Refira-se, por oportuno, que nos embargos de ADEMIR PERINETO e GABRIEL LOTTICI consta que eles foram condenados a 80 mil UFIR (fl. 2662). Leitura atenta do acórdão revelaria que houve procedência parcial do recurso, reduzindo a multa para R$ 53.200,00. Pelos motivos contundentes e já expostos na sentença, no parecer da procuradoria regional eleitoral e no acórdão, não há como se cogitar de a multa repousar no mínimo legal.

Assim, cumpre novamente esclarecer que, em ponto algum do voto, afirmou-se que as multas ficariam no mínimo legal, entendendo-se apenas que com a aplicação de valores além de R$ 80.000,00 – ainda que as condutas assim o permitissem – haveria extrapolação da capacidade econômica dos envolvidos.

Os valores que percebem os então candidatos a título de salário, aposentadoria, ou qualquer outra forma de subsistência deveriam ter sido levados em conta antes da promoção dos ilícitos já examinados.

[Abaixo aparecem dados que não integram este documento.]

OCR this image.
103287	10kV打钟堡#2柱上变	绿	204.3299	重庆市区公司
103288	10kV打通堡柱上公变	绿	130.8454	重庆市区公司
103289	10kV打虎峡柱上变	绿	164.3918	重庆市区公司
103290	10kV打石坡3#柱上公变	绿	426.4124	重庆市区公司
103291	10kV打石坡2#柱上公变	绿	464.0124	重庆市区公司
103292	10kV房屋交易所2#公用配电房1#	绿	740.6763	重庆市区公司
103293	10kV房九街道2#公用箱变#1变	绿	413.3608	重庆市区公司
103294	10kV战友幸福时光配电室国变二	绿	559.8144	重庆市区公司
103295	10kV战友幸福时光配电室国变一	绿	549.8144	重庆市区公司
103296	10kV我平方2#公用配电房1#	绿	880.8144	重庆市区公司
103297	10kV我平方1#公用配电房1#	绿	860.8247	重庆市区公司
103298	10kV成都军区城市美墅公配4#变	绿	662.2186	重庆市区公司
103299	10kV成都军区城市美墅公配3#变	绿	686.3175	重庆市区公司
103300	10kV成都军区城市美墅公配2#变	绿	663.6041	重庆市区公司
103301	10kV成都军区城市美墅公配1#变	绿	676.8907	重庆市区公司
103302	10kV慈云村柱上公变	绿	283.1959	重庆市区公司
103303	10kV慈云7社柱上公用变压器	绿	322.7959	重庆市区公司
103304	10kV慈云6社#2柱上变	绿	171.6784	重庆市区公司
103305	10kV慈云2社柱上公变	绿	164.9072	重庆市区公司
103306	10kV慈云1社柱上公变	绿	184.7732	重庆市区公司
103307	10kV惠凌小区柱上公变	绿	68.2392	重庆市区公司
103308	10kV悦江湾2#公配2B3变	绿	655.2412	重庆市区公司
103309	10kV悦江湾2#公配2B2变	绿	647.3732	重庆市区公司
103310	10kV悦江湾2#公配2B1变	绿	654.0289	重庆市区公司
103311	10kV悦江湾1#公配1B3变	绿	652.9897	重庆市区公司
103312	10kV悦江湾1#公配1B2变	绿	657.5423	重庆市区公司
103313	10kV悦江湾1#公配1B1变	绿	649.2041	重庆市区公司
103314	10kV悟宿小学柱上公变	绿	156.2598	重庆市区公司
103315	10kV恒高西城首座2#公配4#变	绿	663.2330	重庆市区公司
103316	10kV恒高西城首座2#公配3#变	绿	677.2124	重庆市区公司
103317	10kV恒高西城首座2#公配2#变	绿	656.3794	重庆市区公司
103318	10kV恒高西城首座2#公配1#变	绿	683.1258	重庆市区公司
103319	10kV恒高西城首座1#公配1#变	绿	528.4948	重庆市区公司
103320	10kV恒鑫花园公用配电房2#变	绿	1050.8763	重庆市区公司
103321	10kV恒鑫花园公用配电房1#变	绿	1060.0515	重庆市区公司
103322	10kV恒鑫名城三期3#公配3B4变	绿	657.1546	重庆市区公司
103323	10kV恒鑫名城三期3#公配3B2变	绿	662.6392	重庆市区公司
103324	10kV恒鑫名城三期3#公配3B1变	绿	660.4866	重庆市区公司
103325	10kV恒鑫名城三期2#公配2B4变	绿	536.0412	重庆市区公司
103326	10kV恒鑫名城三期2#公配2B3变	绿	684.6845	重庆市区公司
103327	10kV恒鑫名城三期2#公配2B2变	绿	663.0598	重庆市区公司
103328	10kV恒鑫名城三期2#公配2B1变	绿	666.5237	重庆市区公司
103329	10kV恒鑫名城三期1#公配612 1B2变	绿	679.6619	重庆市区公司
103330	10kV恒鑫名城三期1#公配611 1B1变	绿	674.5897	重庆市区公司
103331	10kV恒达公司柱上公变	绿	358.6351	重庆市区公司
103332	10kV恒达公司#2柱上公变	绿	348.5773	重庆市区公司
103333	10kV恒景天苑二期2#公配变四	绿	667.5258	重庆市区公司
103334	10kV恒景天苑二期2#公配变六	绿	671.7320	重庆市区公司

f) Ilegitimidade passiva de não candidatos.

Na compreensão explícita do acórdão, todos os que são não candidatos, mas que com eles contribuíram na prática das condutas capituladas no artigo 41-A da Lei das Eleições, devem ser imputados nas mesmas sanções. Aliás, ao confirmar a sentença e adotar como razões de decidir o parecer da Procuradoria Regional Eleitoral, tal assertiva torna-se ainda mais eloquente.

Segundo evidenciaram as provas, a rede de corrupção eleitoral perpassou diversos órgãos municipais, inclusa a Secretaria de Saúde do Município, com especial papel desempenhado pela então secretária.

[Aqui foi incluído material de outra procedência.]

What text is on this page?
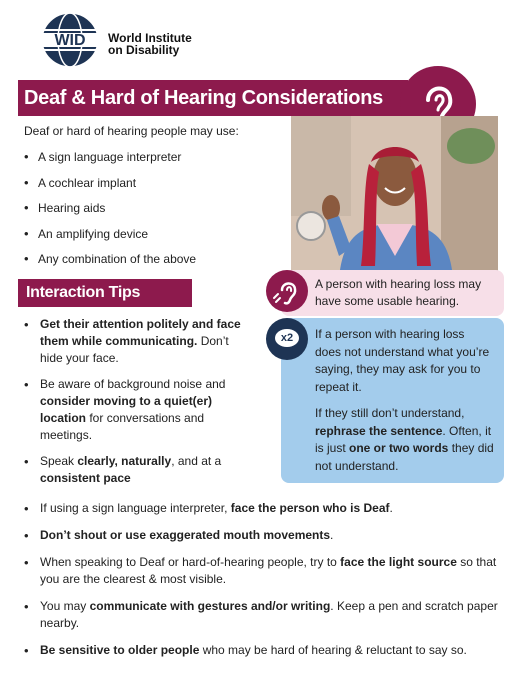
WID World Institute
on Disability
Deaf & Hard of Hearing Considerations
Deaf or hard of hearing people may use:
• A sign language interpreter
• A cochlear implant
• Hearing aids
• An amplifying device
• Any combination of the above
Interaction Tips
• Get their attention politely and face them while communicating. Don’t hide your face.
• Be aware of background noise and consider moving to a quiet(er) location for conversations and meetings.
• Speak clearly, naturally, and at a consistent pace
A person with hearing loss may have some usable hearing.
If a person with hearing loss does not understand what you’re saying, they may ask for you to repeat it.
If they still don’t understand, rephrase the sentence. Often, it is just one or two words they did not understand.
x2
• If using a sign language interpreter, face the person who is Deaf.
• Don’t shout or use exaggerated mouth movements.
• When speaking to Deaf or hard-of-hearing people, try to face the light source so that you are the clearest & most visible.
• You may communicate with gestures and/or writing. Keep a pen and scratch paper nearby.
• Be sensitive to older people who may be hard of hearing & reluctant to say so.
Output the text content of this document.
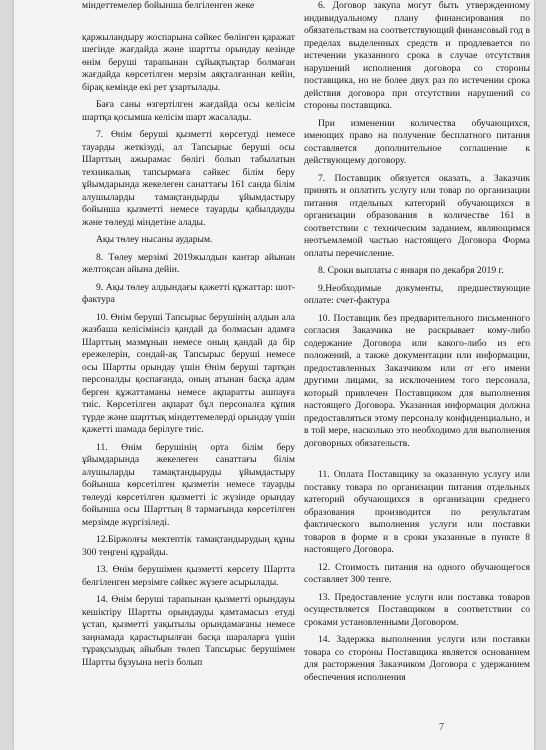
міндеттемелер бойынша белгіленген жеке

қаржыландыру жоспарына сәйкес бөлінген қаражат шегінде жағдайда және шартты орындау кезінде өнім беруші тарапынан сұйықтықтар болмаған жағдайда көрсетілген мерзім аяқталғаннан кейін, бірақ кемінде екі рет ұзартылады.

Баға саны өзгертілген жағдайда осы келісім шартқа қосымша келісім шарт жасалады.

7. Өнім беруші қызметті көрсетуді немесе тауарды жеткізуді, ал Тапсырыс беруші осы Шарттың ажырамас бөлігі болып табылатын техникалық тапсырмаға сәйкес білім беру ұйымдарында жекелеген санаттағы 161 санда білім алушыларды тамақтандырды ұйымдастыру бойынша қызметті немесе тауарды қабылдауды және төлеуді міндетіне алады.

Ақы төлеу нысаны аударым.

8. Төлеу мерзімі 2019жылдын кантар айынан желтоқсан айына дейін.

9. Ақы төлеу алдындағы қажетті құжаттар: шот-фактура

10. Өнім беруші Тапсырыс берушінің алдын ала жазбаша келісімінсіз қандай да болмасын адамға Шарттың мазмұнын немесе оның қандай да бір ережелерін, сондай-ақ Тапсырыс беруші немесе осы Шартты орындау үшін Өнім беруші тартқан персоналды қоспағанда, оның атынан басқа адам берген құжаттаманы немесе ақпаратты ашпауға тиіс. Көрсетілген ақпарат бұл персоналға құпия түрде және шарттық міндеттемелерді орындау үшін қажетті шамада берілуге тиіс.

11. Өнім берушінің орта білім беру ұйымдарында жекелеген санаттағы білім алушыларды тамақтандыруды ұйымдастыру бойынша көрсетілген қызметін немесе тауарды төлеуді көрсетілген қызметті іс жүзінде орындау бойынша осы Шарттың 8 тармағында көрсетілген мерзімде жүргізіледі.

12.Біржолғы мектептік тамақтандырудың құны 300 теңгені құрайды.

13. Өнім берушімен қызметті көрсету Шартта белгіленген мерзімге сәйкес жүзеге асырылады.

14. Өнім беруші тарапынан қызметті орындауы кешіктіру Шартты орындауды қамтамасыз етуді ұстап, қызметті уақытылы орындамағаны немесе заңнамада қарастырылған басқа шараларға үшін тұрақсыздық айыбын төлеп Тапсырыс берушімен Шартты бұзуына негіз болып

6. Договор закупа могут быть утвержденному индивидуальному плану финансирования по обязательствам на соответствующий финансовый год в пределах выделенных средств и продлевается по истечении указанного срока в случае отсутствия нарушений исполнения договора со стороны поставщика, но не более двух раз по истечении срока действия договора при отсутствии нарушений со стороны поставщика.

При изменении количества обучающихся, имеющих право на получение бесплатного питания составляется дополнительное соглашение к действующему договору.

7. Поставщик обязуется оказать, а Заказчик принять и оплатить услугу или товар по организации питания отдельных категорий обучающихся в организации образования в количестве 161 в соответствии с техническим заданием, являющимся неотъемлемой частью настоящего Договора Форма оплаты перечисление.

8. Сроки выплаты с января по декабря 2019 г.

9.Необходимые документы, предшествующие оплате: счет-фактура

10. Поставщик без предварительного письменного согласия Заказчика не раскрывает кому-либо содержание Договора или какого-либо из его положений, а также документации или информации, предоставленных Заказчиком или от его имени другими лицами, за исключением того персонала, который привлечен Поставщиком для выполнения настоящего Договора. Указанная информация должна предоставляться этому персоналу конфиденциально, и в той мере, насколько это необходимо для выполнения договорных обязательств.

11. Оплата Поставщику за оказанную услугу или поставку товара по организации питания отдельных категорий обучающихся в организации среднего образования производится по результатам фактического выполнения услуги или поставки товаров в форме и в сроки указанные в пункте 8 настоящего Договора.

12. Стоимость питания на одного обучающегося составляет 300 тенге.

13. Предоставление услуги или поставка товаров осуществляется Поставщиком в соответствии со сроками установленными Договором.

14. Задержка выполнения услуги или поставки товара со стороны Поставщика является основанием для расторжения Заказчиком Договора с удержанием обеспечения исполнения

7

Não restou, assim, qualquer lacuna que pudesse ser completada ou esclarecida sobre este tópico, à luz mesmo do dispositivo final da decisão.

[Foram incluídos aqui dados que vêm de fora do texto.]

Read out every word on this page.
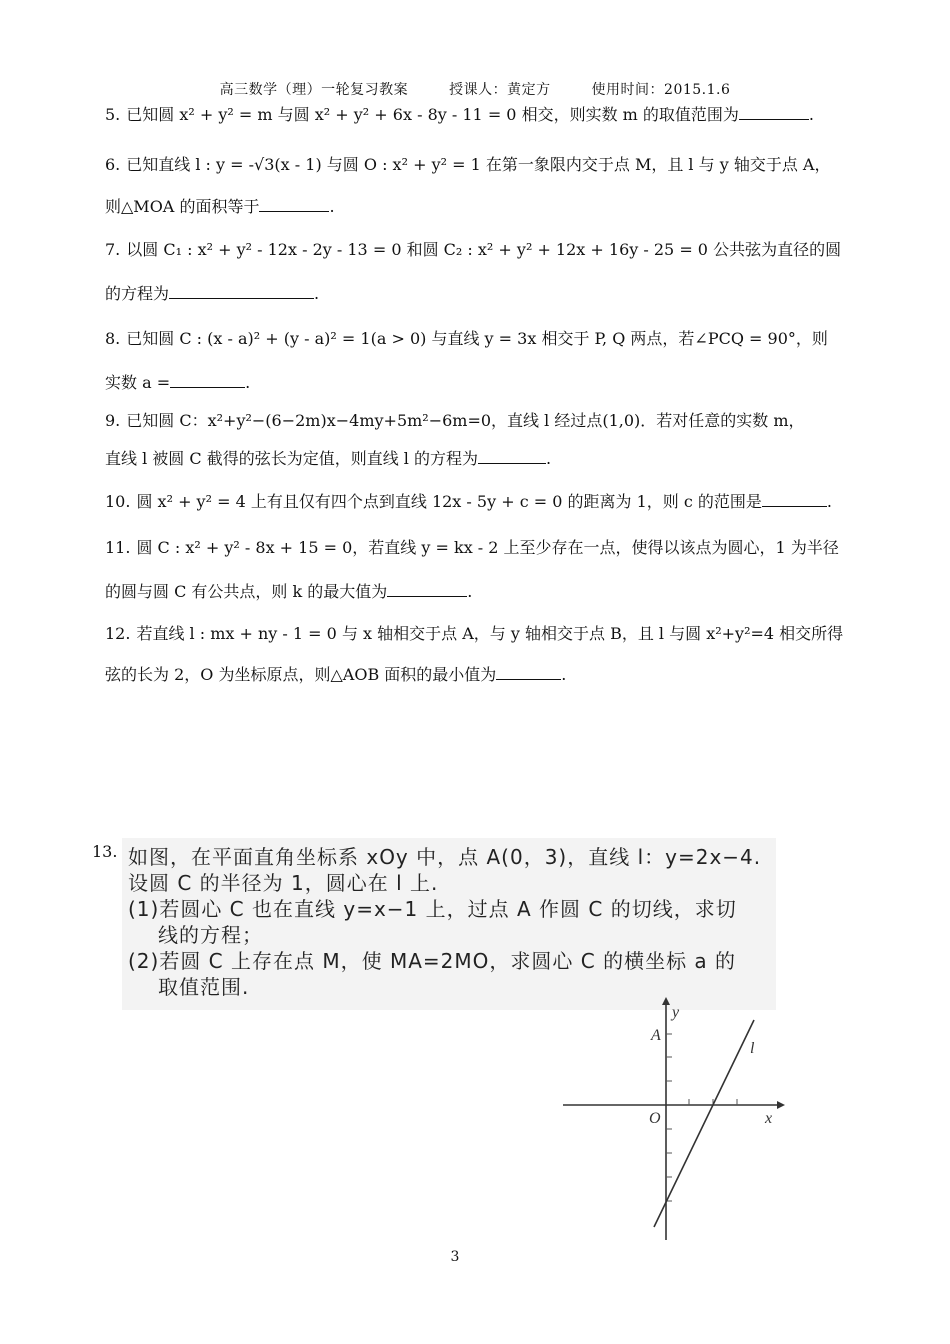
高三数学（理）一轮复习教案	授课人：黄定方	使用时间：2015.1.6
5. 已知圆 x² + y² = m 与圆 x² + y² + 6x - 8y - 11 = 0 相交，则实数 m 的取值范围为	.
6. 已知直线 l : y = -√3(x - 1) 与圆 O : x² + y² = 1 在第一象限内交于点 M，且 l 与 y 轴交于点 A，
则△MOA 的面积等于	.
7. 以圆 C₁ : x² + y² - 12x - 2y - 13 = 0 和圆 C₂ : x² + y² + 12x + 16y - 25 = 0 公共弦为直径的圆
的方程为	.
8. 已知圆 C : (x - a)² + (y - a)² = 1(a > 0) 与直线 y = 3x 相交于 P, Q 两点，若∠PCQ = 90°，则
实数 a =	.
9. 已知圆 C：x²+y²−(6−2m)x−4my+5m²−6m=0，直线 l 经过点(1,0)．若对任意的实数 m，
直线 l 被圆 C 截得的弦长为定值，则直线 l 的方程为	.
10. 圆 x² + y² = 4 上有且仅有四个点到直线 12x - 5y + c = 0 的距离为 1，则 c 的范围是	.
11. 圆 C : x² + y² - 8x + 15 = 0，若直线 y = kx - 2 上至少存在一点，使得以该点为圆心，1 为半径
的圆与圆 C 有公共点，则 k 的最大值为	.
12. 若直线 l : mx + ny - 1 = 0 与 x 轴相交于点 A，与 y 轴相交于点 B，且 l 与圆 x²+y²=4 相交所得
弦的长为 2，O 为坐标原点，则△AOB 面积的最小值为	.
13. 如图，在平面直角坐标系 xOy 中，点 A(0，3)，直线 l：y=2x−4.
设圆 C 的半径为 1，圆心在 l 上.
(1)若圆心 C 也在直线 y=x−1 上，过点 A 作圆 C 的切线，求切
线的方程；
(2)若圆 C 上存在点 M，使 MA=2MO，求圆心 C 的横坐标 a 的
取值范围.
y
x
O
A
l
3
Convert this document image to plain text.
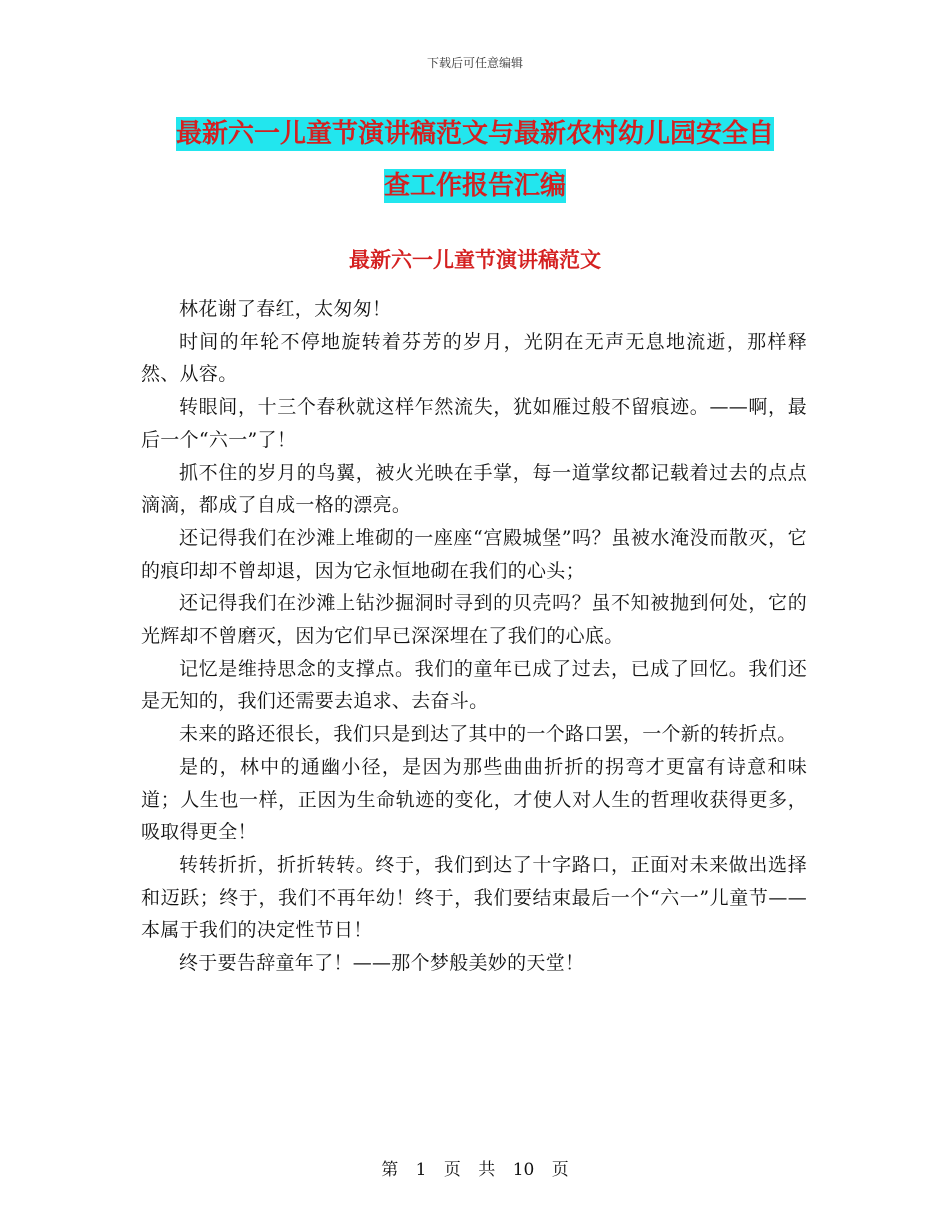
下载后可任意编辑
最新六一儿童节演讲稿范文与最新农村幼儿园安全自
查工作报告汇编
最新六一儿童节演讲稿范文

林花谢了春红，太匆匆！

时间的年轮不停地旋转着芬芳的岁月，光阴在无声无息地流逝，那样释然、从容。

转眼间，十三个春秋就这样乍然流失，犹如雁过般不留痕迹。——啊，最后一个“六一”了！

抓不住的岁月的鸟翼，被火光映在手掌，每一道掌纹都记载着过去的点点滴滴，都成了自成一格的漂亮。

还记得我们在沙滩上堆砌的一座座“宫殿城堡”吗？虽被水淹没而散灭，它的痕印却不曾却退，因为它永恒地砌在我们的心头；

还记得我们在沙滩上钻沙掘洞时寻到的贝壳吗？虽不知被抛到何处，它的光辉却不曾磨灭，因为它们早已深深埋在了我们的心底。

记忆是维持思念的支撑点。我们的童年已成了过去，已成了回忆。我们还是无知的，我们还需要去追求、去奋斗。

未来的路还很长，我们只是到达了其中的一个路口罢，一个新的转折点。

是的，林中的通幽小径，是因为那些曲曲折折的拐弯才更富有诗意和味道；人生也一样，正因为生命轨迹的变化，才使人对人生的哲理收获得更多，吸取得更全！

转转折折，折折转转。终于，我们到达了十字路口，正面对未来做出选择和迈跃；终于，我们不再年幼！终于，我们要结束最后一个“六一”儿童节——本属于我们的决定性节日！

终于要告辞童年了！——那个梦般美妙的天堂！

第 1 页 共 10 页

A jurisprudência do Tribunal Superior Eleitoral não é vinculante, sendo meramente indicativa do acolhimento de um determinado posicionamento, em dado momento, sujeito às oscilações que são próprias da alta rotatividade de seus ministros.

g) Inépcia da inicial e contrariedade quanto aos termos do artigo 41-A

A matéria preliminar foi exaustivamente vencida e, por óbvio, não se cogitou de inépcia da representação ministerial. Por fim, os diálogos elencados no voto são meramente exemplificativos do amplo acervo probatório. Os verbos nucleares do artigo 41-A admitem inúmeras condutas que, notadamente, são visualizadas no oferecer e no prometer, mas que neles não se esgotam.

O contexto dos diálogos pinçados num mar de provas é meramente ilustrativo. Admite um dos embargantes que, aliás, insinuam e sugerem (fl. 2706). Alegam que, dada a dubiedade dos diálogos, está afastada a robustez da prova necessária à condenação.

A percepção deste relator e do colegiado, quando do julgamento, é no sentido exatamente oposto. A apreciação da prova – tarefa do órgão judicante – determina a convicção na prática dos atos ilícitos em comento.

h) Ausência de justa causa para abertura do RD 00889.00143/2012, do MP.

Reclama-se de ausência de fundamentação para que o Ministério Público local instaurasse o expediente administrativo que, após, desencadeou as demais ações de natureza cível e criminal. Alude-se que a existência de mera suspeita de irregularidades por parte do Ministério Público não permitiriam tal medida e determinariam, portanto, a nulidade do procedimento.

Sem razão.

Adequadamente fundamentada a abertura do procedimento e de seus correlatos.

i) Pedido de atribuição de caráter infringentes aos presentes embargos.

Sem dúvida a pedra de toque dos presentes embargos. Tal possibilidade só é realmente possível em casos excepcionalíssimos. Tem-se aqui situação diversa, uma vez que garantido o contraditório e a ampla defesa, bem como o devido processo legal.

A decisão examinou as questões que precisavam ser avaliadas para o deslinde da matéria, não havendo contradições, obscuridade e lacunas a serem preenchidas.

Como já se repisou, não se trata de reabrir a discussão do já julgado e, tampouco, de pretender prequestionamento, efeito já obtido expressamente no próprio acórdão.

Daí que, ausentes as condições para o manejo dos presentes embargos, rejeito-os integralmente.

Ante o exposto, ausentes os vícios elencados no art. 275 do Código Eleitoral, VOTO pela REJEIÇÃO dos embargos de declaração, visto que resta evidente o propósito de buscarem, na realidade, novo pronunciamento sobre o mérito.